Cameroun: Pettite tournée dans la ville de Bafia par l'écrivain Calvin Djouary

Le Cameroun est un pays de vieilles villes, chaque département possède sa cité coloniale. Ce qui attire l'esprit dans ces agglomérations, c'est leur nombre et leur variété ; on pourrait écrire pour chacune de ces villes une histoire politique, économique, amoureuse, ecclésiastique, et quelque fois littéraire. Mais toutes ces villes ne sont pas des villes qu'on regrette quand on sort de leur espace, parce que la splendeur qui les rendait monumentales s'est évanouie avec le temps.

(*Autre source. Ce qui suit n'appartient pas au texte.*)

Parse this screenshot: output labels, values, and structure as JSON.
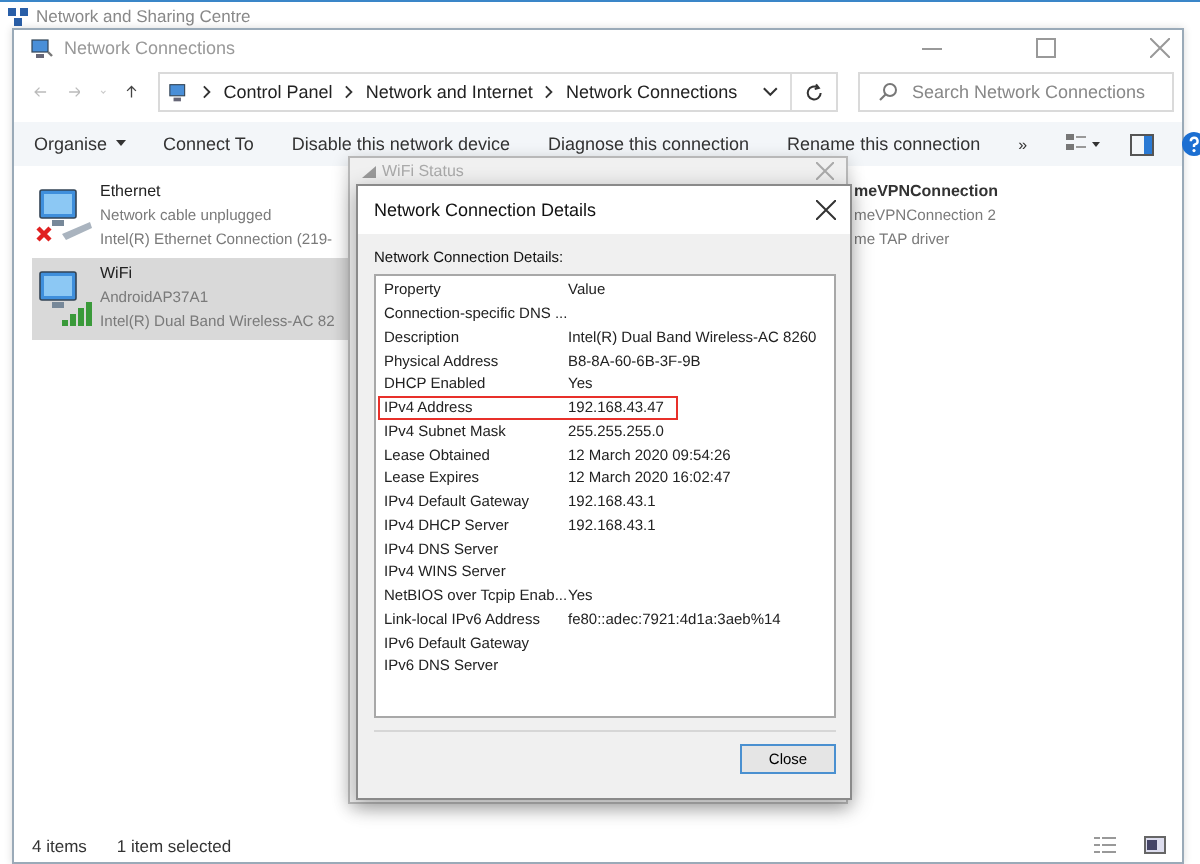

C'est le cas de la ville de Bafia. Une ville large comme un stade de rugby. L'origine du nom a une résonnance insolite : un chasseur retournant de la chasse est interpellé pour désigner le lieu, pensant qu'on lui demande son nom, il prononce une onomatopée où le son " Bofia " résonne dans les oreilles du colon. Ce dernier transcrira en Bafia, plus retentissant et plus mélodique. La ville de Bafia était née ce jour-là dans la bouche d'un chasseur rentré bredouille.

Je suis arrivé pour la première à Bafia en 1974 pour des congés de Noël, j'étais au jardin d'enfants. Il n'y avait presque pas d'électricité. Deux ans plus tard, j'y suis retourné presqu'ébloui, je dirai même fasciné par le décor qu'elle avait pris. Il y avait la lumière partout, des boulangeries étaient alignés, des cafés dorés, des routes goudronnées, les bureaux administratifs entourés de parcelle verte, le lycée était classique, sur le plan sportif, Bafia club avait une réputation des tombeurs des grands et ce jour-là, l'équipe chérie de la ville avait battu aigle de Nkongsamba, ville en direction de laquelle j'étais en partance. Dans les années 80, la ville va sombrer, je dirai même s'agoniser comme une tortue, animal redouté de tous les MBamois.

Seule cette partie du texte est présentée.